Все мы ищем соратников, единомышленников, (собутыльников, соплеменников...). Мы ищем их всю жизнь. Мы, как золотоискатели, сутками мокнем в воде, кропотливо просеивая грязь и тяжелый песок. И, ах, как замирает сердце, стоит мелькнуть на дне грязного лотка золотой крупинке. Иногда лоток приносит пустую породу, иногда удается намыть немного золотого песка, и ты радуешься этому. Но бывает, попадаются настоящие самородки. Это мой друг Дмитрий Васильевич. За глаза - Димочка. Театральный художник. Пижон и лакомка. Ему слегка за 60, у него смех Маленького Принца, сияющие глаза и стремительная походка. В московской толпе он смотрится как легкая, грациозная яхта среди тяжелых танкеров и промысловых кораблей.
Димочка блестяще образован, с ним можно говорить о живописи, музыке, философии, литературе. Посему мы регулярно устраиваем штудии. То о чеховских трех сестрах рассуждали 8 часов кряду, то о лингвистической катастрофе… Атмосфера его дома удивительна. Дом? Вообще-то, это однокомнатная квартира в ближнем подмосковье, из которой мы, собственно, никуда во время штудии не выходим. Но отчего-то, после каждого посещения его жилища возникает стойкое ощущение, что мы провели день в загородном имении, где гуляли по английскому парку, катались на лодке и музицировали. Уезжаем от него обычно совсем поздней ночью и в состоянии близком к опьянению.
Димочка изумительно готовит. Нет, ему не нужны какие-то необыкновенные, фантастически-космические продукты, он берет то, что есть в доме, и создает нечто. И когда он ставит перед тобой тарелку, ты понимаешь, что это - не еда. На ум приходят полузабытые слова: яства… вкушать…
Мы с ним «на Вы» и по имени отчеству. Это не мешает мне в запале вставлять экспрессивно окрашенные слова. То бишь ненормативную лексику. И Димочку это не коробит и не смущает, потому что он не ханжа.
А какие письма мы друг другу пишем!
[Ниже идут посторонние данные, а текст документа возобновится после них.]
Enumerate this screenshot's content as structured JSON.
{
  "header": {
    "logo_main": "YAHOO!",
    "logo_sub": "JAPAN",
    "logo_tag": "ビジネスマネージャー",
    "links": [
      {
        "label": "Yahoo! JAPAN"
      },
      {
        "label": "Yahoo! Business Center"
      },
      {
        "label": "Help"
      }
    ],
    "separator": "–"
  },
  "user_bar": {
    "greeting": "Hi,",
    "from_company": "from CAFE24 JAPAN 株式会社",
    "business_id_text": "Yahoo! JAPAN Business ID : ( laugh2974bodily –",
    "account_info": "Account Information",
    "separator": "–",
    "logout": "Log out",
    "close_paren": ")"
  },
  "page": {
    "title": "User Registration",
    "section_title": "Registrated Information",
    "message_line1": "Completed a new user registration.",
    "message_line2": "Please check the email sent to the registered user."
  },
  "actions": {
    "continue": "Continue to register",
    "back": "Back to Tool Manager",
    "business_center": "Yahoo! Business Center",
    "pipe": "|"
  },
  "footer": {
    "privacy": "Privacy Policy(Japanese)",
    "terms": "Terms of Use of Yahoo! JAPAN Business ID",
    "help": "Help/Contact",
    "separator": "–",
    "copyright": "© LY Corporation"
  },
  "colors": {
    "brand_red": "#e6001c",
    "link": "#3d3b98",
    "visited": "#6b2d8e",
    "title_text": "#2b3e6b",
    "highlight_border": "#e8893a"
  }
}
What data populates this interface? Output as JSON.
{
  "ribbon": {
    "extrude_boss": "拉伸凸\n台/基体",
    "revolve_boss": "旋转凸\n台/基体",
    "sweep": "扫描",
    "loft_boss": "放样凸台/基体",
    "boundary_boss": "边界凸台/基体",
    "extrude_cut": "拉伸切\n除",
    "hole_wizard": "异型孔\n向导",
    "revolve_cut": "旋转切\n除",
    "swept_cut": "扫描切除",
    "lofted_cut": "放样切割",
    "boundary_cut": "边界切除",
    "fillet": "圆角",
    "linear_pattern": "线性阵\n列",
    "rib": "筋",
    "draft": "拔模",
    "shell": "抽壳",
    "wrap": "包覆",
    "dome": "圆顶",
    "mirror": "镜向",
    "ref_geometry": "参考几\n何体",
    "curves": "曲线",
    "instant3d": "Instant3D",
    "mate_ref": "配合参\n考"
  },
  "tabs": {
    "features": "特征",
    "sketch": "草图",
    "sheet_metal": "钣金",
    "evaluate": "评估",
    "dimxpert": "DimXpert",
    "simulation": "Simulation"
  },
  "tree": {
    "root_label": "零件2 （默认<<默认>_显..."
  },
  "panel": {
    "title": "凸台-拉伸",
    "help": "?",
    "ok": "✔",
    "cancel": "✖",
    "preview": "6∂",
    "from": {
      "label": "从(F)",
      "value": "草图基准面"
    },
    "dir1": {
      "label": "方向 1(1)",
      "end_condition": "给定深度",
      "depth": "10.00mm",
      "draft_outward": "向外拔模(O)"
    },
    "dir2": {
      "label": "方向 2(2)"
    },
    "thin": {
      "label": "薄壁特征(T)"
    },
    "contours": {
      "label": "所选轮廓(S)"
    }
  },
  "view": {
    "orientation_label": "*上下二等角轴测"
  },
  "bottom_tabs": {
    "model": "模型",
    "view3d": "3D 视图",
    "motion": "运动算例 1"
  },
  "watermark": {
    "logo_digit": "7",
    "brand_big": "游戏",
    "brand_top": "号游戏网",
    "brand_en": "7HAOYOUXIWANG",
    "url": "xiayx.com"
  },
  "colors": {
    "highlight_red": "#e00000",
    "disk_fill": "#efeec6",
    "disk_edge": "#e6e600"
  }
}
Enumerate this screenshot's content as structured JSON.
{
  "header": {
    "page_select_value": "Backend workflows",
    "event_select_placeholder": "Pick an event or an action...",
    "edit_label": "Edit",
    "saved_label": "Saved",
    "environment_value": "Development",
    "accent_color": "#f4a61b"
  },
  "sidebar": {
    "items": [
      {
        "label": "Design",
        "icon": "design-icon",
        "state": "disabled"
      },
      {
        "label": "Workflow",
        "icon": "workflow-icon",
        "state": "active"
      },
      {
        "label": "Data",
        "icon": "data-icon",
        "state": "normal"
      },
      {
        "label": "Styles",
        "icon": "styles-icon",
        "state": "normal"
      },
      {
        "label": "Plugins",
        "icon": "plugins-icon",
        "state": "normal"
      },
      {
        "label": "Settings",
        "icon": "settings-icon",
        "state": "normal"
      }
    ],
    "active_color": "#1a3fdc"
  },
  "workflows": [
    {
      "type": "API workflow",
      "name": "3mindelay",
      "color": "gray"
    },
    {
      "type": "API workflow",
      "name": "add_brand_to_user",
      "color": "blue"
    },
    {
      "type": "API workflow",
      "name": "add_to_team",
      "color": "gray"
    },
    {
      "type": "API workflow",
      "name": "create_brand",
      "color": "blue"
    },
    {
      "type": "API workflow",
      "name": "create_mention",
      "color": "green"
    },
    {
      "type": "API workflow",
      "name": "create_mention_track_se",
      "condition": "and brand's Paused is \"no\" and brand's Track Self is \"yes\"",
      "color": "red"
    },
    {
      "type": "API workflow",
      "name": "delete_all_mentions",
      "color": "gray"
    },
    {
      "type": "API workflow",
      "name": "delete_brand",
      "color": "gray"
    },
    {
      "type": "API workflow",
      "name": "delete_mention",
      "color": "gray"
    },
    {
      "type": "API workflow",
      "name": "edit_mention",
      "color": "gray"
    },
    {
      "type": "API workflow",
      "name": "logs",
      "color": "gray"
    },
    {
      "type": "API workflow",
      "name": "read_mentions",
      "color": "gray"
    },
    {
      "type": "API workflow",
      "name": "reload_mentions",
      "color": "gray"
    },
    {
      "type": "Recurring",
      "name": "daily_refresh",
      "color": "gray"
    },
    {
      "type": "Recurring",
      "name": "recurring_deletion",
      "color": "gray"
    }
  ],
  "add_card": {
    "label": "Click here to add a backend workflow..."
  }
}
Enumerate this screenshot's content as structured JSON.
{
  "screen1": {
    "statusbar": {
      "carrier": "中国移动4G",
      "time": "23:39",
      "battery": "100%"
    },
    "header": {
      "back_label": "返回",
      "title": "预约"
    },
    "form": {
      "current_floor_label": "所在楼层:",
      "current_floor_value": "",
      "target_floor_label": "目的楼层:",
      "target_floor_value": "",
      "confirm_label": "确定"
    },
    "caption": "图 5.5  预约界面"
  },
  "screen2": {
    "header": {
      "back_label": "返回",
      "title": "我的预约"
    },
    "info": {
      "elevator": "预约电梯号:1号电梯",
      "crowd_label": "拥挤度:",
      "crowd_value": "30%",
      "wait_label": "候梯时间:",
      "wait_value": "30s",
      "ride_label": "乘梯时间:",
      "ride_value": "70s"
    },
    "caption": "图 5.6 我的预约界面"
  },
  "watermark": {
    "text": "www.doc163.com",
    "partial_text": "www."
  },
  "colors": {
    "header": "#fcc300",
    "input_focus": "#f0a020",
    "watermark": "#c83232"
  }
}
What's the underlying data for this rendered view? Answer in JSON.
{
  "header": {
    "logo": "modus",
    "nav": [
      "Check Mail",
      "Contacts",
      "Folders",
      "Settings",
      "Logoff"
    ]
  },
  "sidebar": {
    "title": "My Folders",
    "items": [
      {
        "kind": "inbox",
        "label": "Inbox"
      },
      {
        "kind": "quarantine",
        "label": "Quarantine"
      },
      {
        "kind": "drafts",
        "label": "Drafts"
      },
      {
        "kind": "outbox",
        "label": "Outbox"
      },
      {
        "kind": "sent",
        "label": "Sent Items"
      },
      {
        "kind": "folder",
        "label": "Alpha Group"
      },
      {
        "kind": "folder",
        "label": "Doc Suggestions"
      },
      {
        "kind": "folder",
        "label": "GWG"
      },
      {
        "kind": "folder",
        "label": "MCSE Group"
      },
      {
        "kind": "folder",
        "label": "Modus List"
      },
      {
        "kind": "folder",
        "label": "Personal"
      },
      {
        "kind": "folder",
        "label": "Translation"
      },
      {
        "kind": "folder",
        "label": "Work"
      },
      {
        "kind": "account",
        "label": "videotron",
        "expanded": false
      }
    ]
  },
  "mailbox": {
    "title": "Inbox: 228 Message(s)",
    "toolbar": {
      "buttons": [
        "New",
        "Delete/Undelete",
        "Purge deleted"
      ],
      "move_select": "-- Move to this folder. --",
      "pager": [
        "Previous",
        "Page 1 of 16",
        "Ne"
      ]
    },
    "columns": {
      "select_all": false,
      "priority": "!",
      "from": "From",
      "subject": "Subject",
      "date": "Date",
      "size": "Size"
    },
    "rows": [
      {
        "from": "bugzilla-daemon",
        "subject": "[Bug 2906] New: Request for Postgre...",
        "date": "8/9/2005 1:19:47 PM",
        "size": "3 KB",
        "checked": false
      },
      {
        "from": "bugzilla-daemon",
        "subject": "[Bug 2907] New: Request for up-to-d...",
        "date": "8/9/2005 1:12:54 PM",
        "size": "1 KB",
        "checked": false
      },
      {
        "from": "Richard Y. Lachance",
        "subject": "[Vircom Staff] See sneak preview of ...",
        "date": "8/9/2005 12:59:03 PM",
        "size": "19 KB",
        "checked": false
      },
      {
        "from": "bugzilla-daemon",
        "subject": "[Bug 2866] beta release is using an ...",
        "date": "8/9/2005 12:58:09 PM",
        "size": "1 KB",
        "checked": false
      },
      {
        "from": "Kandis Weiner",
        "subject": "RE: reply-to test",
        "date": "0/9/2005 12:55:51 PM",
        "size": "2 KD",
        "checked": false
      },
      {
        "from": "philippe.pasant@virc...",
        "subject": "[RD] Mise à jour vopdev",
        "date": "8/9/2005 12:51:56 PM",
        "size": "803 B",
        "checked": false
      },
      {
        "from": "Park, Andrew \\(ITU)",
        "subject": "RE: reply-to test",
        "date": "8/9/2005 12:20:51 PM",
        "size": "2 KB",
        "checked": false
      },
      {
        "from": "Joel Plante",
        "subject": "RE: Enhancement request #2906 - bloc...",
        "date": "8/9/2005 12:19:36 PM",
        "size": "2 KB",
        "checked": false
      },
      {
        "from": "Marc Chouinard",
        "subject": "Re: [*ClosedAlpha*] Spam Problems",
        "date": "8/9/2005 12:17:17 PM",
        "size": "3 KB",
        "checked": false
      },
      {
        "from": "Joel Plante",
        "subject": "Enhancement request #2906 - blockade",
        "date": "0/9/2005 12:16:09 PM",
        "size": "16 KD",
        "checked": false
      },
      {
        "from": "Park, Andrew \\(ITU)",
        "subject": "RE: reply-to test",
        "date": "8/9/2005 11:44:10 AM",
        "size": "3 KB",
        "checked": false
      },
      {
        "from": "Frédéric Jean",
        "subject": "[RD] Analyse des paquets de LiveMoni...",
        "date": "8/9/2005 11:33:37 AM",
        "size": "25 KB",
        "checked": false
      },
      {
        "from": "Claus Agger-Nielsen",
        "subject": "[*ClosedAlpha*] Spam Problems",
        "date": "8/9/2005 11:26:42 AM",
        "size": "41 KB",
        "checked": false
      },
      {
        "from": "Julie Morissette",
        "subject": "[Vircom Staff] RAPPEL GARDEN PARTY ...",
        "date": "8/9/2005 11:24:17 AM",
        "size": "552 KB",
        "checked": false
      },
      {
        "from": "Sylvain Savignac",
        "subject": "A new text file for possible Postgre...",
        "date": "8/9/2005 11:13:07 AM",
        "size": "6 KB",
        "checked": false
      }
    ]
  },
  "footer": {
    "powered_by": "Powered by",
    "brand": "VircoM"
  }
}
Я начинаю что-нибудь в стиле «О, жестокий и неописуемо чванный граф!» и т.д. А он мне в ответ: Драгоценнейшая и всемилостивейшая повелительница эльфов, мир и блаженство Вашей благоуханной обители! И т.п. И подписывается: Ваш Оберон. А если я пишу ему от имени Афины Паллады, ответ будет соответствующим: Доброго вечера, о Волоокая!.. Впрочем, я могу написать и от имени Элизы Дулитл, и герцогини де Шеврез… Когда я вижу что от него пришло письмо, мое сердце замирает в предвкушении. Не так давно я поняла, в чем секрет его писем. Они пахнут! Честное слово! Когда я открываю его письмо, монитор начинает излучать запах, и моя комната наполняется ароматом гиацинтов или ночной фиалки. Я нашу переписку не стираю. Собираю в отдельную папочку и иногда перечитываю.
Димочка совершенно лишен чванства и фанаберии, с которым я так часто сталкиваюсь у людей-от-искусства. Когда он увидел эскизы театральных костюмов, созданные у нас на группах, то немедленно предложил сделать выставку в ГИТИСе, чтобы обучающиеся там сценографы «увидели, что такое свобода в творчестве». А когда я прислала ему монологи из пьес (тоже произведения наших), он их прокомментировал так: Фантастические тексты!!! Перечитал и опять не поверил, что так могут выражать себя без дрессуры литфака и ВГИКа. Это он не от вежливости, я точно знаю, когда ему что-то не нравиться он так впрямую и говорит, и подколоть может замечательно. Помню, я пришла к нему в новом итальянском костюме. Он посмотрел на меня хитрым взглядом и сказал, что одел бы так цыганку Азучену в опере «Трубадур». И я не обиделась, и приняла его критику. Потому что он профи.